Title: Re: AVX2 __m256i (ymmword) variable byte shift.
Post by: Gunther on March 22, 2022, 03:20:56 AM
Quote from: hutch-- on March 21, 2022, 10:22:21 PM
RE : AVX, I have done some work there and the majpr factor is data alignment. It will say nasty things to you and crash if you get that wrong. Effectively you align data for AVX to at least the size of the register. Check the actual instructions in the Intel manual.

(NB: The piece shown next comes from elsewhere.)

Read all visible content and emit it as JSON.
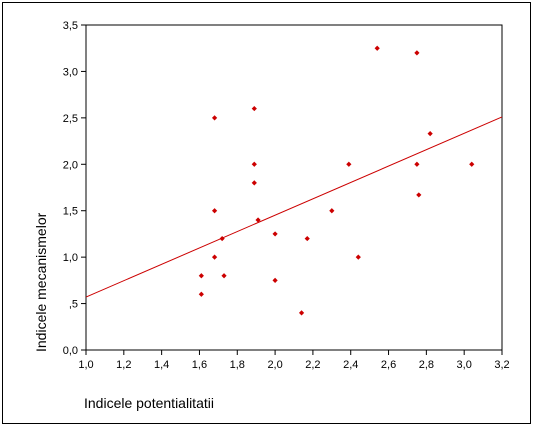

This is a very important hint. Even better is the alignment to 16 or even 32. It' just a few bytes that are given away by this.
Title: Re: AVX2 __m256i (ymmword) variable byte shift.
Post by: mikeburr on March 23, 2022, 04:00:43 AM
thanks.. yes been aligning to 16 where possible ... turned out using largeaddressware  required a few changes that proved a bit longwinded
[ 3 lines of code replacing 1 in the lnk error cases ] but working fine
regards mikeb
Title: Re: AVX2 __m256i (ymmword) variable byte shift.
Post by: johnsa on April 03, 2022, 02:06:43 AM
There really isn't any reason to be using /LARGEADDRESSAWARE:NO for 64bit coding... that really defeats the object.

You want to get as much PIC (RIP relative) as possible.

branches/calls are all rip relative.
lea is inherently rip relative too and is your friend.

Use LEA to load the base address and then use it with another register as your index.
LEA rax,message0
mov rcx,(5*32) ; some offset amount
mov al,[rax+rcx]

variable[idx] type addressing that was common in 32bit asm code is a terrible idea now, on the plus side it means fewer relocations avoiding this.
Title: Re: AVX2 __m256i (ymmword) variable byte shift.
Post by: TimoVJL on April 03, 2022, 02:49:49 AM
PIC coding is important in linux too, so why not accept that in Windows x64 too.